# Looking for a used bow for my 17 year-old son



## M7Archer (Oct 12, 2010)

Here is the link you are looking for... Classified ads section of the site. Hope that Helps. 

http://www.archerytalk.com/vb/forumdisplay.php?f=8


----------



## Dthbyhoyt (Dec 4, 2004)

:welcome: 2 ArcheryTalk


----------



## BowArmory (Jun 21, 2010)

Classified Ads...do your homework first before picking a bow!!!


*Welcome to AT !!!*


----------



## Tim Roberts (Jul 13, 2002)

:wav: :yo: *G'day.*







to *Archery Talk* wfudeacon. Have fun here.


----------



## M7Archer (Oct 12, 2010)

BowArmory said:


> Classified Ads...do your homework first before picking a bow!!!



Words to live by. ^^^^ 

I can Tell you that Hoyt, Mathews and Bowtech are all good companies.
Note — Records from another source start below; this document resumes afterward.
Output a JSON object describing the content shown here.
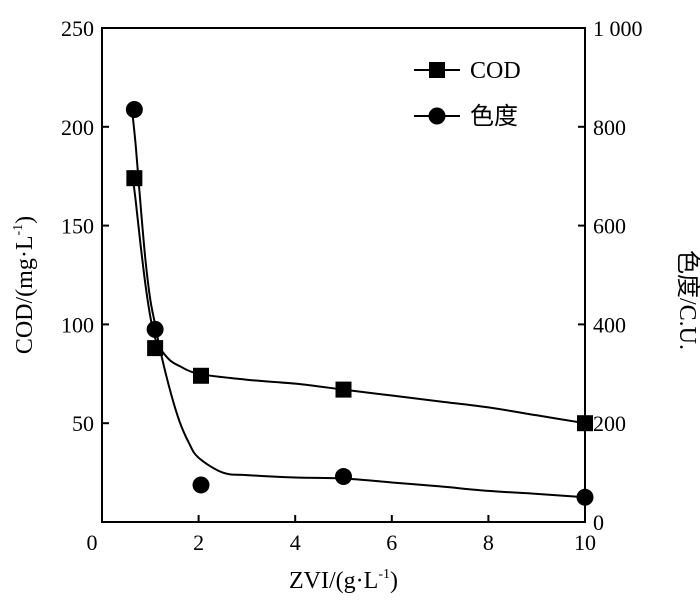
{
  "chart_data": {
    "type": "line",
    "x": [
      0.67,
      1.1,
      2.05,
      5.0,
      10.0
    ],
    "x_label_parts": {
      "main": "ZVI/(g·L",
      "sup": "-1",
      "close": ")"
    },
    "y_left_label_parts": {
      "main": "COD/(mg·L",
      "sup": "-1",
      "close": ")"
    },
    "y_right_label": "色度/C.U.",
    "xlim": [
      0,
      10
    ],
    "ylim_left": [
      0,
      250
    ],
    "ylim_right": [
      0,
      1000
    ],
    "x_ticks": [
      0,
      2,
      4,
      6,
      8,
      10
    ],
    "x_tick_labels": [
      "0",
      "2",
      "4",
      "6",
      "8",
      "10"
    ],
    "y_left_ticks": [
      50,
      100,
      150,
      200,
      250
    ],
    "y_left_tick_labels": [
      "50",
      "100",
      "150",
      "200",
      "250"
    ],
    "y_right_ticks": [
      0,
      200,
      400,
      600,
      800,
      1000
    ],
    "y_right_tick_labels": [
      "0",
      "200",
      "400",
      "600",
      "800",
      "1 000"
    ],
    "legend_position": "top-right",
    "grid": false,
    "series": [
      {
        "name": "COD",
        "axis": "left",
        "marker": "square",
        "values": [
          174,
          88,
          74,
          67,
          50
        ],
        "fit_curve": [
          [
            0.62,
            178
          ],
          [
            0.7,
            162
          ],
          [
            0.8,
            140
          ],
          [
            0.9,
            120
          ],
          [
            1.0,
            104
          ],
          [
            1.1,
            93
          ],
          [
            1.2,
            88
          ],
          [
            1.4,
            82
          ],
          [
            1.6,
            79
          ],
          [
            2.0,
            75
          ],
          [
            3.0,
            72
          ],
          [
            4.0,
            70
          ],
          [
            5.0,
            67
          ],
          [
            6.0,
            64
          ],
          [
            7.0,
            61
          ],
          [
            8.0,
            58
          ],
          [
            9.0,
            54
          ],
          [
            10.0,
            50
          ]
        ]
      },
      {
        "name": "色度",
        "axis": "right",
        "marker": "circle",
        "values": [
          835,
          390,
          75,
          92,
          50
        ],
        "fit_curve": [
          [
            0.62,
            836
          ],
          [
            0.7,
            760
          ],
          [
            0.8,
            640
          ],
          [
            0.9,
            530
          ],
          [
            1.0,
            450
          ],
          [
            1.1,
            400
          ],
          [
            1.2,
            350
          ],
          [
            1.4,
            270
          ],
          [
            1.6,
            205
          ],
          [
            1.8,
            160
          ],
          [
            2.0,
            130
          ],
          [
            2.5,
            100
          ],
          [
            3.0,
            95
          ],
          [
            4.0,
            90
          ],
          [
            5.0,
            88
          ],
          [
            6.0,
            80
          ],
          [
            7.0,
            72
          ],
          [
            8.0,
            63
          ],
          [
            9.0,
            57
          ],
          [
            10.0,
            50
          ]
        ]
      }
    ]
  }
}
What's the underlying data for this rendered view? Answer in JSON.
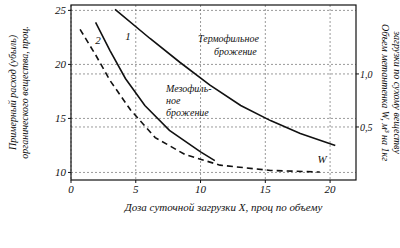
{
  "chart_data": {
    "type": "line",
    "xlabel": "Доза суточной загрузки X, проц по объему",
    "ylabel": [
      "Примерный расход (убыль)",
      "органического вещества, проц."
    ],
    "y2label": [
      "Объем метантенка W, м³ на 1кг",
      "загрузки по сухому веществу"
    ],
    "annotations": [
      "Термофильное",
      "брожение",
      "Мезофиль-",
      "ное",
      "брожение"
    ],
    "xlim": [
      0,
      22
    ],
    "xticks": [
      0,
      5,
      10,
      15,
      20
    ],
    "ylim": [
      9.3,
      25.5
    ],
    "yticks": [
      10,
      15,
      20,
      25
    ],
    "y2lim": [
      0,
      1.65
    ],
    "y2ticks": [
      {
        "value": 0.5,
        "label": "0,5"
      },
      {
        "value": 1.0,
        "label": "1,0"
      }
    ],
    "grid": true,
    "color": "#111111",
    "series": [
      {
        "name": "1",
        "color": "#111111",
        "line_style": "solid",
        "x": [
          3.4,
          6.1,
          8.4,
          10.7,
          13.1,
          15.4,
          17.7,
          20.4
        ],
        "values": [
          25.1,
          22.4,
          20.2,
          18.1,
          16.2,
          14.8,
          13.6,
          12.5
        ]
      },
      {
        "name": "2",
        "color": "#111111",
        "line_style": "solid",
        "x": [
          1.9,
          3.0,
          4.2,
          5.7,
          7.6,
          10.0,
          11.1
        ],
        "values": [
          23.9,
          21.3,
          18.7,
          16.2,
          13.9,
          11.9,
          11.1
        ]
      },
      {
        "name": "W",
        "color": "#111111",
        "line_style": "dashed",
        "axis": "y2",
        "x": [
          0.7,
          1.9,
          3.0,
          4.6,
          6.5,
          8.8,
          11.5,
          15.4,
          19.2
        ],
        "values": [
          1.42,
          1.18,
          0.94,
          0.66,
          0.4,
          0.24,
          0.14,
          0.09,
          0.075
        ]
      }
    ]
  }
}
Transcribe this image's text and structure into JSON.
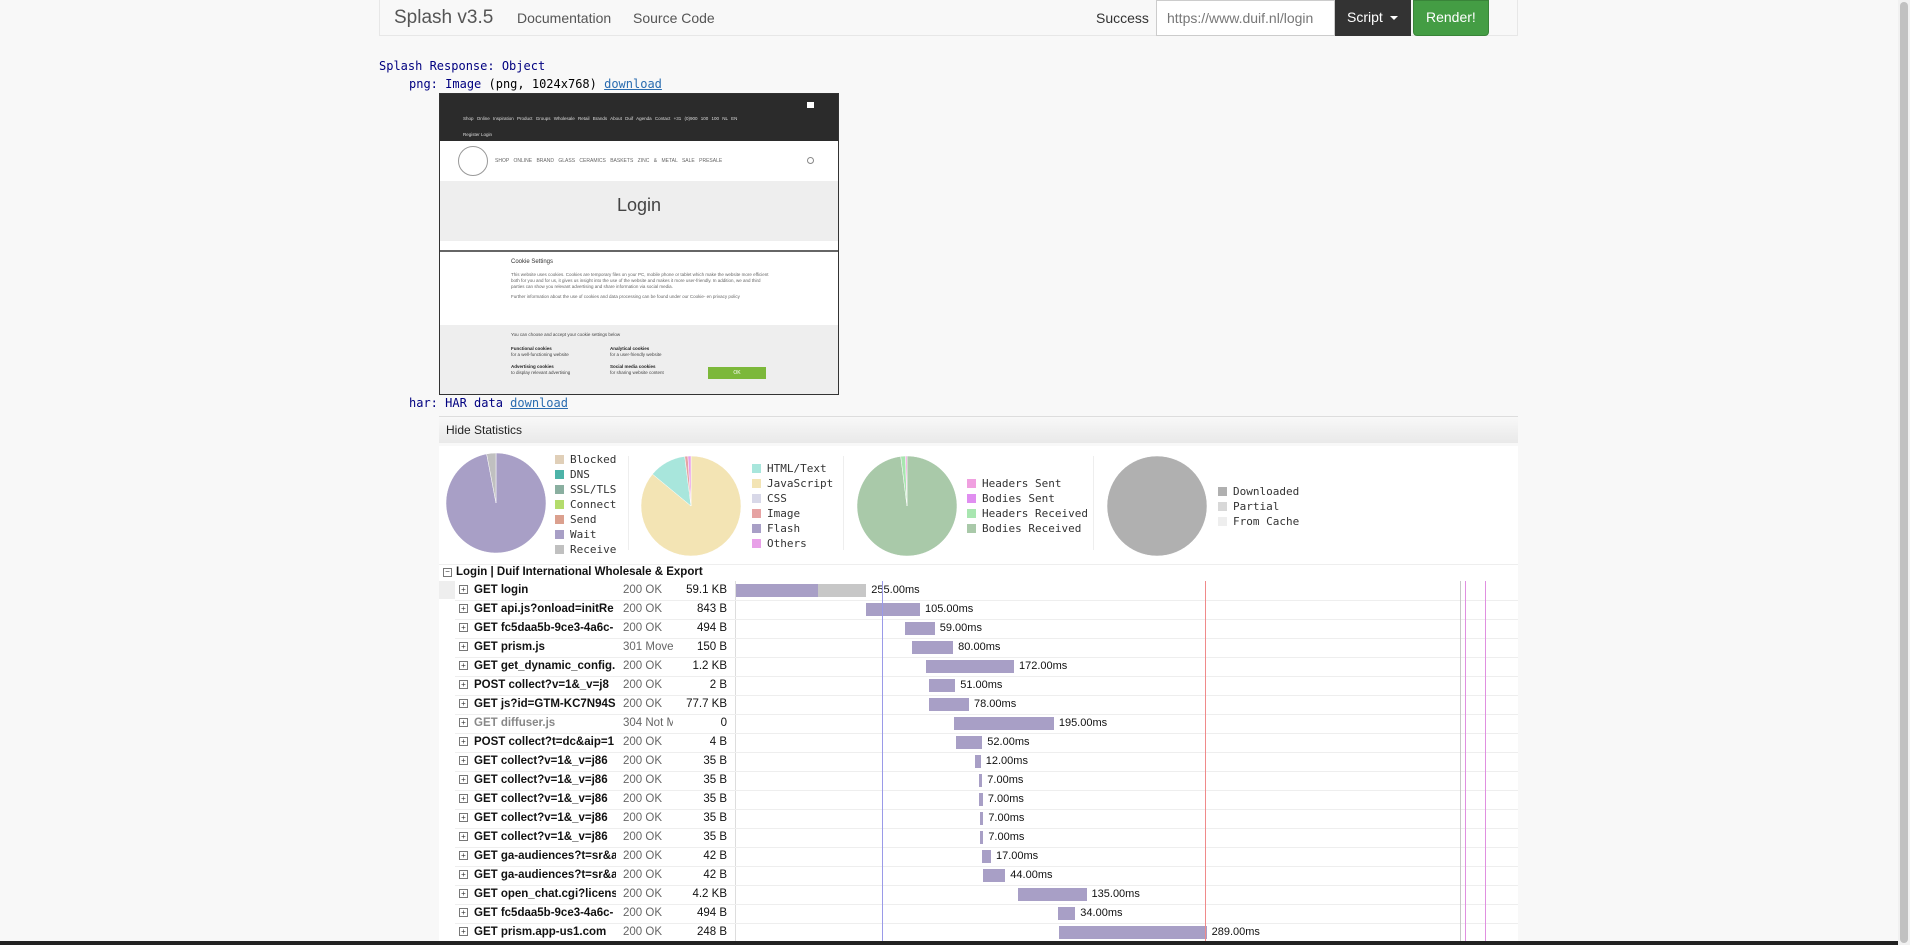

However, the best advice I can give you is to take your son down to the local range, try a few different bows and see which one feels best for him... If you want, I can tell you a few excellent bows to look for specifically. Just send me a note...


----------



## ivacic (Apr 6, 2010)

welcome to AT!


----------



## buckchaser86 (Jun 10, 2009)

Welcome to AT!!


----------



## rycountryboy (Feb 21, 2008)

*:welcome: to AT*


----------